Solana is chosen as our initial launch chain because of its high transaction throughput, low transaction fee, and instant finality, which makes it a good fit for integrating the business logic of our talent community. The Solana ecosystem also has a large and active user base with many developers, so we expect to convert developers in the Solana ecosystem to our community.
We will examine other blockchain ecosystems and potentially launch our token there, depending on the synergy we discover. Our vision is to make our token available across all major blockchain systems, today and in the future.
A total of 50% of the token supply will be allocated to the community. Allocation will be determined by the user's actions (vetted, hired, doing work) and their contributions to the community. We expect it to take 5-7 years to fully allocate the tokens to the community.
The remaining 50% will be allocated to the corporate treasury, for the team, investors, advisors, and public sales pool that are subject to linear vesting cliffs.
We will also employ a decaying rate of token allocation overtime, so our early adopters and community members will get a greater proportion of the allocation.

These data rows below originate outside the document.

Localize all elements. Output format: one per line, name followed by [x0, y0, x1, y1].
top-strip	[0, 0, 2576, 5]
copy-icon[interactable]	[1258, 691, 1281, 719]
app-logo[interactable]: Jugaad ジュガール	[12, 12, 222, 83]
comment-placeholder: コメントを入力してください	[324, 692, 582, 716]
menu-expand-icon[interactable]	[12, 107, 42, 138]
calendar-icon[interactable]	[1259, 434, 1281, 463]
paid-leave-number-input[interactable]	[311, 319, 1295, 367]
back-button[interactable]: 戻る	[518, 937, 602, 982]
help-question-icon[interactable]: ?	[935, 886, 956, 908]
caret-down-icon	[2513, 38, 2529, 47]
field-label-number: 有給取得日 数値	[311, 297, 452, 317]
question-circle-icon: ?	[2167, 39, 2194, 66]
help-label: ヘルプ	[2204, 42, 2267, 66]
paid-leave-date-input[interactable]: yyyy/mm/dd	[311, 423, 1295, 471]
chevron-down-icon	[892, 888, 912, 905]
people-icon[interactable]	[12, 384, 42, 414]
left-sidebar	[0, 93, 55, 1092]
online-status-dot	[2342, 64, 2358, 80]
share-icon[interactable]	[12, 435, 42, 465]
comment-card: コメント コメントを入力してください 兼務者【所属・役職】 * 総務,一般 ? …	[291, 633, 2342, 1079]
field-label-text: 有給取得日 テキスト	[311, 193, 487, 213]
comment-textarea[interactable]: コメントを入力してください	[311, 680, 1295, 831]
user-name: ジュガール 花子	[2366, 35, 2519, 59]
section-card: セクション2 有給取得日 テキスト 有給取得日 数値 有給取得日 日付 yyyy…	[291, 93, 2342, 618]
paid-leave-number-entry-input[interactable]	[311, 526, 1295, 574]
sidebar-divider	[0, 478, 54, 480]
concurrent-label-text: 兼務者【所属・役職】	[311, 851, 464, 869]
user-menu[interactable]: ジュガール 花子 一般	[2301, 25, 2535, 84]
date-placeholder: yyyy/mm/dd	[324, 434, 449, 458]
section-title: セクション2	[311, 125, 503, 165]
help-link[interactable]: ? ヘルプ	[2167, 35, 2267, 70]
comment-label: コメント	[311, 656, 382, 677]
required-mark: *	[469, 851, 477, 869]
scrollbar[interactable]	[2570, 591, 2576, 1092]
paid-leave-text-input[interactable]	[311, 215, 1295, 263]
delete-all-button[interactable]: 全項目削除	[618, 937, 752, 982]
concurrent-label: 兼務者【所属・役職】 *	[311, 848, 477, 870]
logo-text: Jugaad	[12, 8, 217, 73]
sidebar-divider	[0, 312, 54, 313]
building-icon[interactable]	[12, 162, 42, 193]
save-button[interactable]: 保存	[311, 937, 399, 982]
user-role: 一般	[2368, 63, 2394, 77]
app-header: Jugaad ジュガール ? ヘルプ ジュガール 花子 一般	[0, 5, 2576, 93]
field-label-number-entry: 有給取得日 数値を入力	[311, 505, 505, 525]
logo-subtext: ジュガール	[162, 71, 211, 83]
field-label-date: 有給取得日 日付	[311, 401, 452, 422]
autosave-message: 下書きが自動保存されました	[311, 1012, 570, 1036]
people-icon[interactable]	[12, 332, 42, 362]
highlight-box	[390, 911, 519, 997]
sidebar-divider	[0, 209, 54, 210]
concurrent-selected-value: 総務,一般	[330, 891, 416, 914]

Below is an overview of the token distribution:
9. Roadmap
Our roadmap reflects our vision to cultivate a community that will grow and evolve together. The community will thrive in having opportunities for everyone to define their experience and careers.
- Q4 2022
- Launch decentralized talent community app
- Publish whitepaper
- Issue token rewards on testnet
- Q2 2023
- Launch talent referral programs
- Integrate the marketplace with the smart contracts
- Q4 2023
- Launch community incentive programs
- Launch ecosystem referral programs
- 2024
- Launch on mainnet
- Launch cross-chain token
This is a rough timeline, and is subject to change.
10. Disclaimer
The whitepaper is intended for general informational purposes only and does not constitute a prospectus, an offer document, an offer of securities, a solicitation for investment, or any offer to sell any product, item, or asset (whether digital or otherwise). The information herein may not be exhaustive and does not imply any elements of a contractual relationship. There is no assurance as to the accuracy or completeness of such information and no representation, warranty, or undertaking is or purported to be provided as to the accuracy or completeness of such information.
Where the whitepaper includes information that has been obtained from third-party sources, the Outdefine team has not independently verified the accuracy or completion of such information. Further, you acknowledge that circumstances may change and that the whitepaper may become outdated as a result; and Outdefine is under no obligation to update or correct this document in connection therewith.